Save the date: Netzwerktreffen Freie Musikszene 13.-14.10.2025 Berlin
Die Freie Musikszene prägt und gestaltet die Musiklandschaft entscheidend mit. Sie setzt Impulse, gibt vielfältigen Perspektiven eine Plattform und sucht die Nähe zu den Menschen. Ohne die freie Szene wäre die Musiklandschaft ärmer und weniger bunt. Und gleichzeitig stehen auch diese Musiker*innen vor großen Herausforderungen, die jede*r einzelne spürt. Um der Vereinzelung entgegenzuwirken, laden FREO, Deutsche Jazzunion und PRO MUSIK erstmals gemeinsam zu einem 2-tägigen Netzwerktreffen nach Berlin ein. Am 13. und 14. Oktober wollen sie eine Gelegenheit schaffen für Austausch und Vernetzung, individuelle Weiterbildung und politischen Diskurs – mit Menschen aus der Musik, Politik, Verwaltung, Förderinstitutionen, und und und. Das Netzwerktreffen verbindet Fachtagung, Weiterbildung und Vernetzung:
- Fachtagung: Panels & Impulse zu aktuellen kulturpolitischen Debatten
- Weiterbildung: Kompakte Workshops zu Honorarverhandlungen, Zusammenarbeit in Ensembles, Vereinbarkeit von Familie und Beruf, politischer Bildung, und weiteren Themen
- Vernetzung: Der Austausch steht im Mittelpunkt – insbesondere beim gemeinsamen Abend am 13. Oktober
Hintergrund
Die Freie Musikszene steht vor vielfältigen Herausforderungen: knappe Ressourcen, prekäre Arbeitsbedingungen, fehlende Planungssicherheit. Gleichzeitig zeigt sich ein zunehmender Bedarf an professionellen Strukturen, nachhaltiger Interessenvertretung, Vernetzung und gegenseitiger Sichtbarkeit. In den letzten Jahren haben FREO, Deutsche Jazzunion und PRO MUSIK – angestoßen durch gemeinsame Diskurse wie zur Honoraruntergrenze – eine engere Zusammenarbeit aufgebaut. Dabei entstanden sind u. a. Weiterbildungsformate wie „Insight Out“, „Artist Elevator“, „EMPOWERMENT“ oder das „FREO-FORUM“. Mit dem Netzwerktreffen soll dieser Schulterschluss verstärkt werden. Weitere Informationen zum Programm und zur Anmeldung folgen in Kürze.

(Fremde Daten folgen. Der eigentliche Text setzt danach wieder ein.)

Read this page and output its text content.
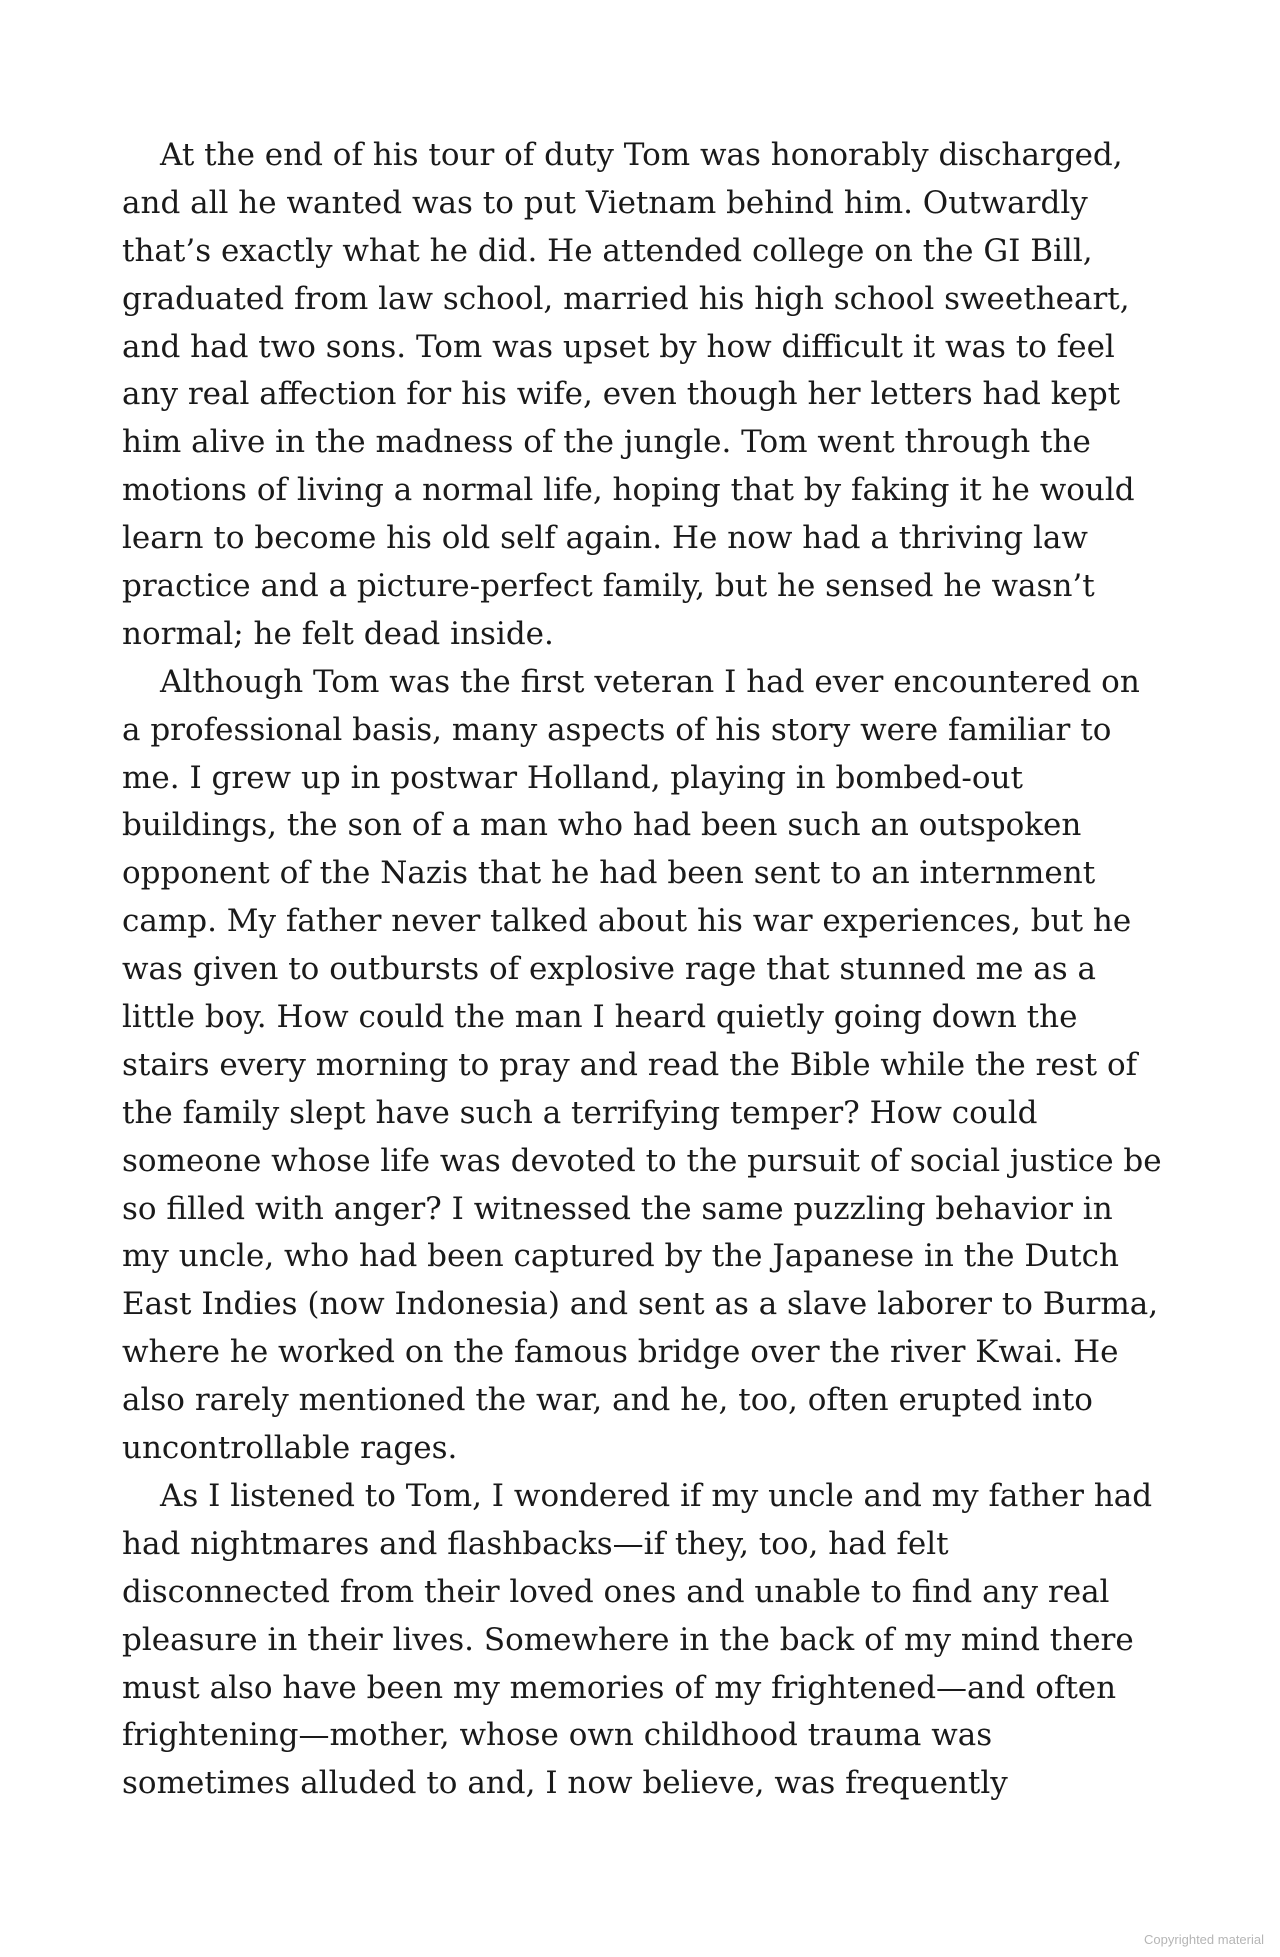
At the end of his tour of duty Tom was honorably discharged,
and all he wanted was to put Vietnam behind him. Outwardly
that’s exactly what he did. He attended college on the GI Bill,
graduated from law school, married his high school sweetheart,
and had two sons. Tom was upset by how difficult it was to feel
any real affection for his wife, even though her letters had kept
him alive in the madness of the jungle. Tom went through the
motions of living a normal life, hoping that by faking it he would
learn to become his old self again. He now had a thriving law
practice and a picture-perfect family, but he sensed he wasn’t
normal; he felt dead inside.
Although Tom was the first veteran I had ever encountered on
a professional basis, many aspects of his story were familiar to
me. I grew up in postwar Holland, playing in bombed-out
buildings, the son of a man who had been such an outspoken
opponent of the Nazis that he had been sent to an internment
camp. My father never talked about his war experiences, but he
was given to outbursts of explosive rage that stunned me as a
little boy. How could the man I heard quietly going down the
stairs every morning to pray and read the Bible while the rest of
the family slept have such a terrifying temper? How could
someone whose life was devoted to the pursuit of social justice be
so filled with anger? I witnessed the same puzzling behavior in
my uncle, who had been captured by the Japanese in the Dutch
East Indies (now Indonesia) and sent as a slave laborer to Burma,
where he worked on the famous bridge over the river Kwai. He
also rarely mentioned the war, and he, too, often erupted into
uncontrollable rages.
As I listened to Tom, I wondered if my uncle and my father had
had nightmares and flashbacks—if they, too, had felt
disconnected from their loved ones and unable to find any real
pleasure in their lives. Somewhere in the back of my mind there
must also have been my memories of my frightened—and often
frightening—mother, whose own childhood trauma was
sometimes alluded to and, I now believe, was frequently
Copyrighted material
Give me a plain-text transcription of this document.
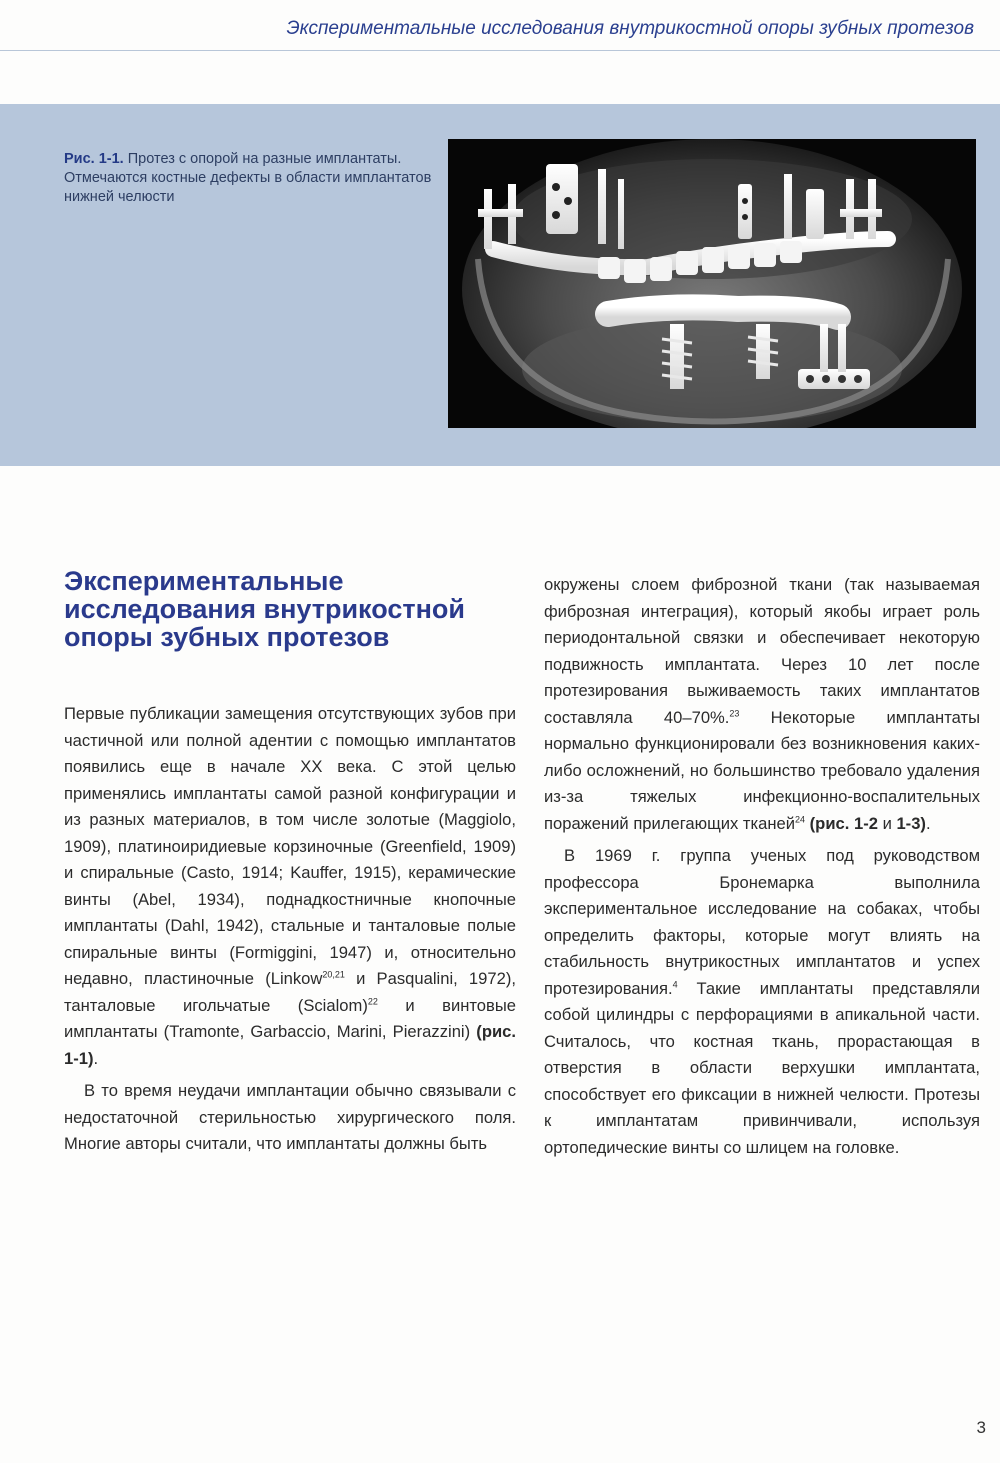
Экспериментальные исследования внутрикостной опоры зубных протезов
Рис. 1-1. Протез с опорой на разные имплантаты. Отмечаются костные дефекты в области имплантатов нижней челюсти
Экспериментальные исследования внутрикостной опоры зубных протезов

Первые публикации замещения отсутствующих зубов при частичной или полной адентии с помощью имплантатов появились еще в начале XX века. С этой целью применялись имплантаты самой разной конфигурации и из разных материалов, в том числе золотые (Maggiolo, 1909), платиноиридиевые корзиночные (Greenfield, 1909) и спиральные (Casto, 1914; Kauffer, 1915), керамические винты (Abel, 1934), поднадкостничные кнопочные имплантаты (Dahl, 1942), стальные и танталовые полые спиральные винты (Formiggini, 1947) и, относительно недавно, пластиночные (Linkow$^{20,21}$ и Pasqualini, 1972), танталовые игольчатые (Scialom)$^{22}$ и винтовые имплантаты (Tramonte, Garbaccio, Marini, Pierazzini) (рис. 1-1).

В то время неудачи имплантации обычно связывали с недостаточной стерильностью хирургического поля. Многие авторы считали, что имплантаты должны быть

окружены слоем фиброзной ткани (так называемая фиброзная интеграция), который якобы играет роль периодонтальной связки и обеспечивает некоторую подвижность имплантата. Через 10 лет после протезирования выживаемость таких имплантатов составляла 40–70%.$^{23}$ Некоторые имплантаты нормально функционировали без возникновения каких-либо осложнений, но большинство требовало удаления из-за тяжелых инфекционно-воспалительных поражений прилегающих тканей$^{24}$ (рис. 1-2 и 1-3).

В 1969 г. группа ученых под руководством профессора Бронемарка выполнила экспериментальное исследование на собаках, чтобы определить факторы, которые могут влиять на стабильность внутрикостных имплантатов и успех протезирования.$^4$ Такие имплантаты представляли собой цилиндры с перфорациями в апикальной части. Считалось, что костная ткань, прорастающая в отверстия в области верхушки имплантата, способствует его фиксации в нижней челюсти. Протезы к имплантатам привинчивали, используя ортопедические винты со шлицем на головке.

3
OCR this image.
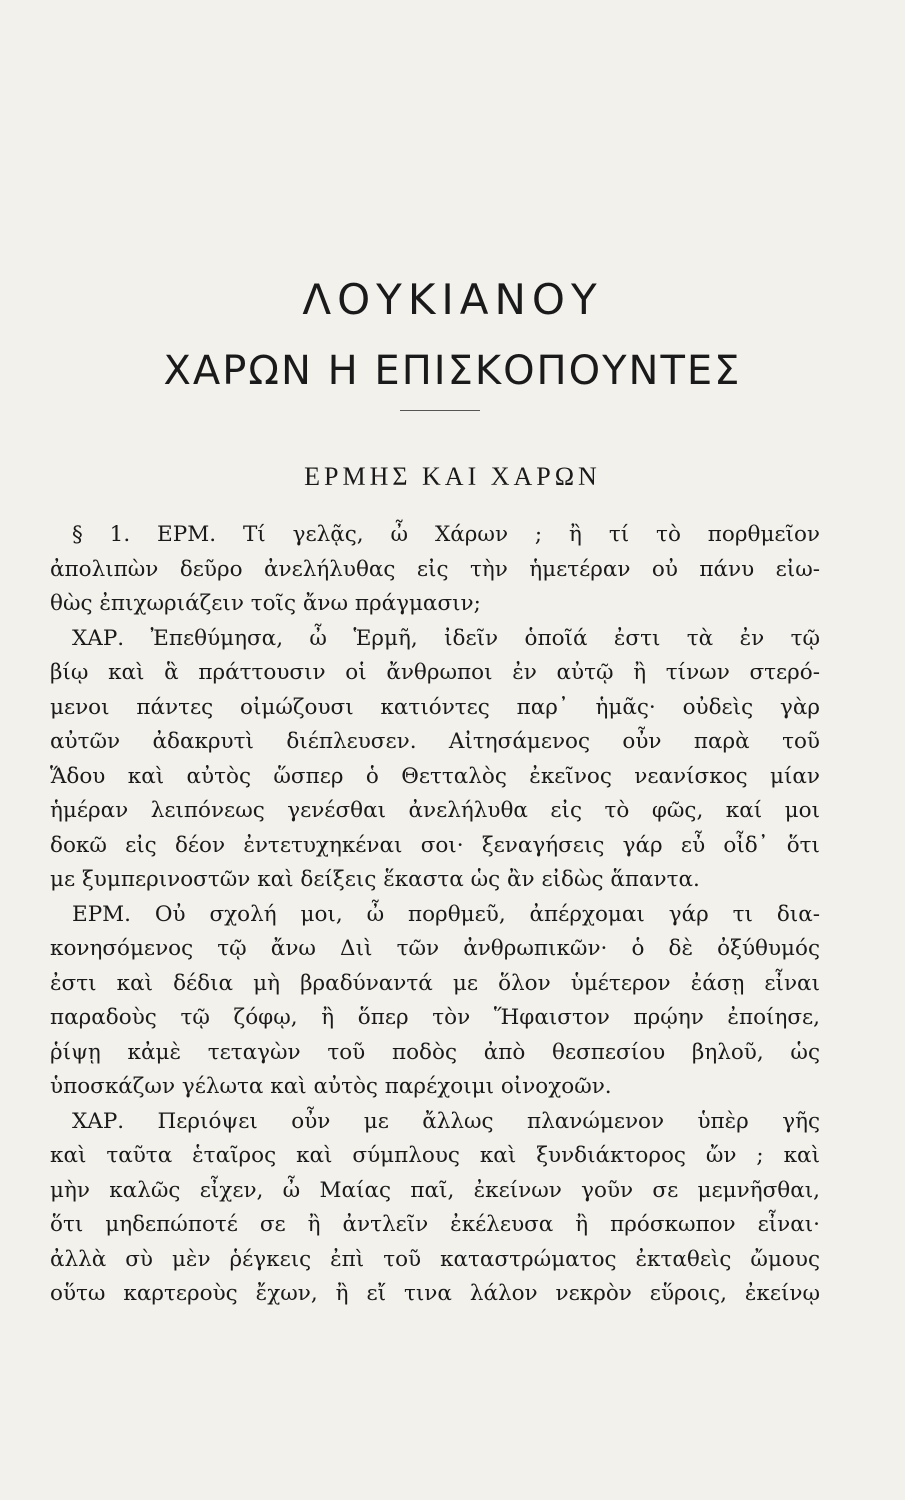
ΛΟΥΚΙΑΝΟΥ
ΧΑΡΩΝ Η ΕΠΙΣΚΟΠΟΥΝΤΕΣ
ΕΡΜΗΣ ΚΑΙ ΧΑΡΩΝ
§ 1. ΕΡΜ. Τί γελᾷς, ὦ Χάρων ; ἢ τί τὸ πορθμεῖον
ἀπολιπὼν δεῦρο ἀνελήλυθας εἰς τὴν ἡμετέραν οὐ πάνυ εἰω-
θὼς ἐπιχωριάζειν τοῖς ἄνω πράγμασιν;
ΧΑΡ. Ἐπεθύμησα, ὦ Ἑρμῆ, ἰδεῖν ὁποῖά ἐστι τὰ ἐν τῷ
βίῳ καὶ ἃ πράττουσιν οἱ ἄνθρωποι ἐν αὐτῷ ἢ τίνων στερό-
μενοι πάντες οἰμώζουσι κατιόντες παρ᾿ ἡμᾶς· οὐδεὶς γὰρ
αὐτῶν ἀδακρυτὶ διέπλευσεν. Αἰτησάμενος οὖν παρὰ τοῦ
Ἅδου καὶ αὐτὸς ὥσπερ ὁ Θετταλὸς ἐκεῖνος νεανίσκος μίαν
ἡμέραν λειπόνεως γενέσθαι ἀνελήλυθα εἰς τὸ φῶς, καί μοι
δοκῶ εἰς δέον ἐντετυχηκέναι σοι· ξεναγήσεις γάρ εὖ οἶδ᾿ ὅτι
με ξυμπερινοστῶν καὶ δείξεις ἕκαστα ὡς ἂν εἰδὼς ἅπαντα.
ΕΡΜ. Οὐ σχολή μοι, ὦ πορθμεῦ, ἀπέρχομαι γάρ τι δια-
κονησόμενος τῷ ἄνω Διὶ τῶν ἀνθρωπικῶν· ὁ δὲ ὀξύθυμός
ἐστι καὶ δέδια μὴ βραδύναντά με ὅλον ὑμέτερον ἐάσῃ εἶναι
παραδοὺς τῷ ζόφῳ, ἢ ὅπερ τὸν Ἥφαιστον πρῴην ἐποίησε,
ῥίψῃ κἀμὲ τεταγὼν τοῦ ποδὸς ἀπὸ θεσπεσίου βηλοῦ, ὡς
ὑποσκάζων γέλωτα καὶ αὐτὸς παρέχοιμι οἰνοχοῶν.
ΧΑΡ. Περιόψει οὖν με ἄλλως πλανώμενον ὑπὲρ γῆς
καὶ ταῦτα ἑταῖρος καὶ σύμπλους καὶ ξυνδιάκτορος ὤν ; καὶ
μὴν καλῶς εἶχεν, ὦ Μαίας παῖ, ἐκείνων γοῦν σε μεμνῆσθαι,
ὅτι μηδεπώποτέ σε ἢ ἀντλεῖν ἐκέλευσα ἢ πρόσκωπον εἶναι·
ἀλλὰ σὺ μὲν ῥέγκεις ἐπὶ τοῦ καταστρώματος ἐκταθεὶς ὤμους
οὕτω καρτεροὺς ἔχων, ἢ εἴ τινα λάλον νεκρὸν εὕροις, ἐκείνῳ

Schweizer Netzwerk art+care bietet empowernde Kompliz*innenschaften
art+care ist ein wachsendes Netzwerk von care-gebenden Künstler*innen. Die Teilnehmenden arbeiten an einem Künstler*innenverständnis, das sich über Verbundenheit definiert und das Schaffen von künstlerischen Projekten und das Mitgestalten von Leben zusammen denkt. Das Ziel ist es, empowernde „Kompliz*innenschaften“ zu schaffen, damit Kunstschaffen mit Carearbeit zu einer gesellschaftlichen Vision wachsen kann. Das Netzwerk bietet mit seinen Veranstaltungsformaten, Leseempfehlungen und mehr Räume, um Bedürfnisse auszusprechen, Verletztlichkeit wahrzunehmen, Pausen zu machen und Achtsamkeit zu üben, will aber auch Rollenbilder und Machtstrukturen verändern und die Definition von Arbeit neu verhandeln. Ein OPEN ART+CARE ZOOM (DE/EN) findet jeden ersten Montag im Monat um 9 Uhr statt. Ebenfalls findet an jeden ersten Dienstag im Monat um 9 Uhr ein OPEN ART+CARE ZOOM in französicher Sprache statt. SPARK THE FLAME! 2025 ist das neue art+care Format, das auf einfache Art an unterschiedlichen Orten Partizipation, Sichtbarkeit und Austausch fördern möchte. Sei beim nächsten Feuer dabei oder initiere eines als Host.